When a daughter comes home from school, so disgusted with her femaleness that she denies its existence, or when a man enters vulnerable woman’s spaces and claims them as his own, or when a woman is told that her innate femaleness gives her more privilege than a man whose innate femaleness is not apparent, or is told that she is a cis woman, the opposite of a trans woman, that even the definition of her body requires a prefix, or when she’s asked to state her pronouns just so others feel able to state theirs, or when she’s told she placed fifth in a track meet because two boys who wear their hair long and have superficially feminized their appearance came in first and second, or when she’s asked to not mention her vagina when talking about her sex, or her uterus when talking about her period, or her breasts when talking about nursing, or made to feel she’s bigoted when her lesbianism is centered only on natal women, she hits what is called peak trans, and loses her shit.

It is a moment, it is a light bulb, it is defiant, and it is scary. To know suddenly that you are out of step with the Women’s March, as well as your super inclusive, woke, progressive friends and colleagues, Planned Parenthood, the National Organization of Women, Thinx underwear, and the entire third wave of feminism, is a terrifying place to be. For women who were strictly leftists, they find that there is no where to turn. They reach out for like minded women, skeptical that they will be exposed if they miss their mark and reach out to the wrong person.

When I attended the first Women’s March in January 2017, my “pussy power” sign, where I’d painted the O in power to look like a pussy, felt transgressive, and I got some definite side eye for it. Pussy power was controversial at a women’s march, and soon the pink, pussy hats that so many women hand knit and wore for the occasion would be labeled non inclusive of the trans experience. Women caved, not mentioning that these hats shaped like cats were representative of their own experience of womanhood. Why? Because they didn’t want to be yelled at, belittled, or humiliated, and they definitely didn’t want to make anyone feel bad.

Helen Lewis’ piece in the New Statesman got some backlash on Twitter, primarily because of a woke, toxic Buzzfeed bro, and it will probably get some more before the whole thing blows over.

But the women have gathered, they will keep coming together, and the more they do, the more that they will know, for certain, that community, camaraderie, caring, compassion for each other, for women and women’s experience, is more important, more essential, than centering any male idea of what women are or what they should be.
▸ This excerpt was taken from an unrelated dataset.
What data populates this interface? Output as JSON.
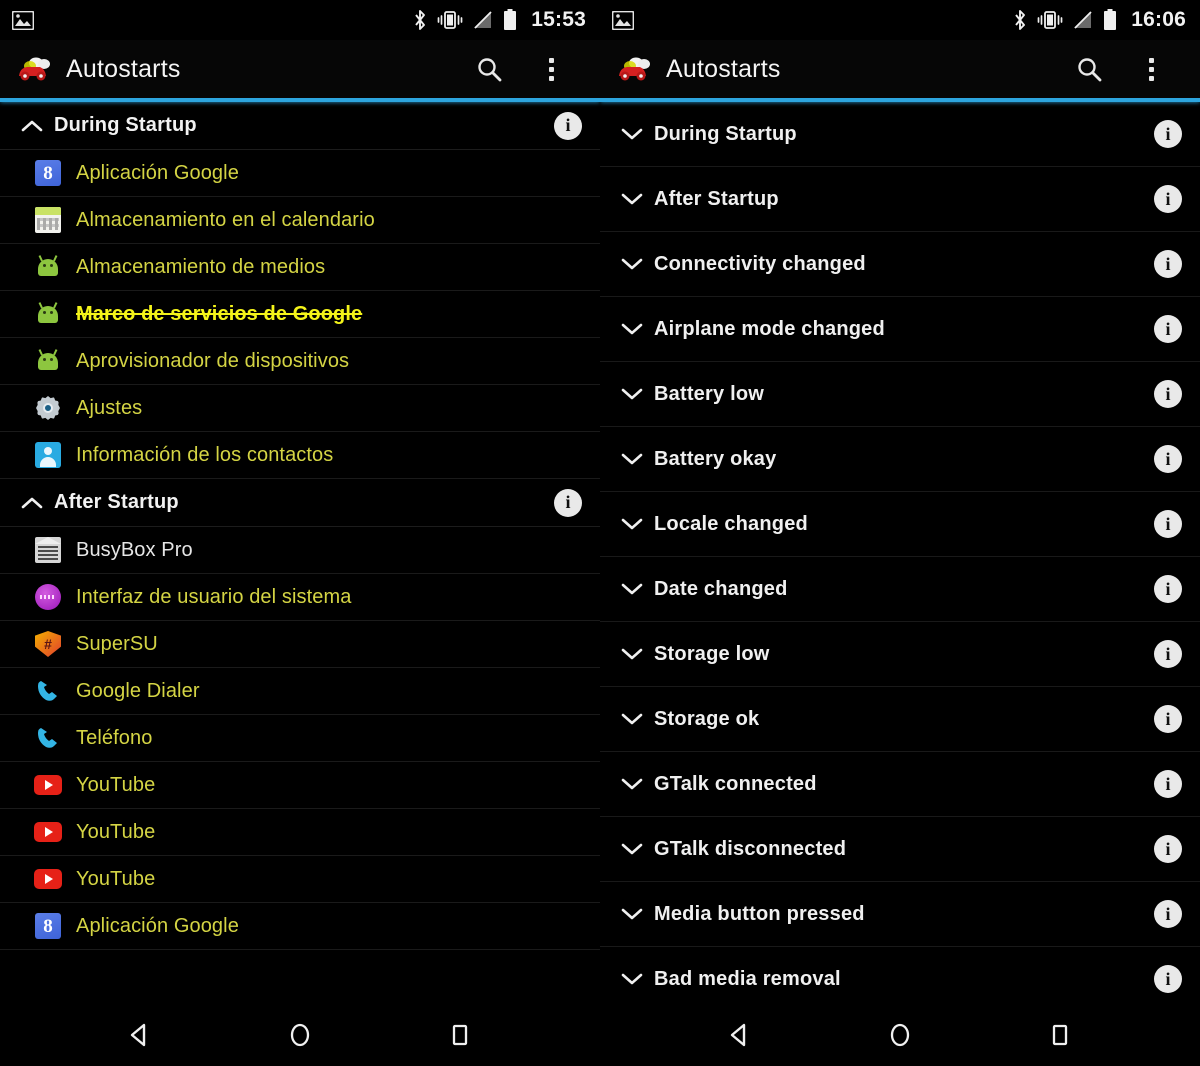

The male ideation of femininity and womanhood is what our foremothers in feminism were fighting against. Today’s feminists, who buy into the concept of the TERF, call out gender critical women, and cancel them, have been undermined by male concepts of femaleness. What we can see in Lewis’ piece is that the gender critical women will not stop fighting for women’s liberation. But where it has been done in fear and secrecy, we are seeing the beginnings of exuberance in this fight. The work to reclaim women’s bodies is being undertaken with joy, which means the women are finally getting liberated.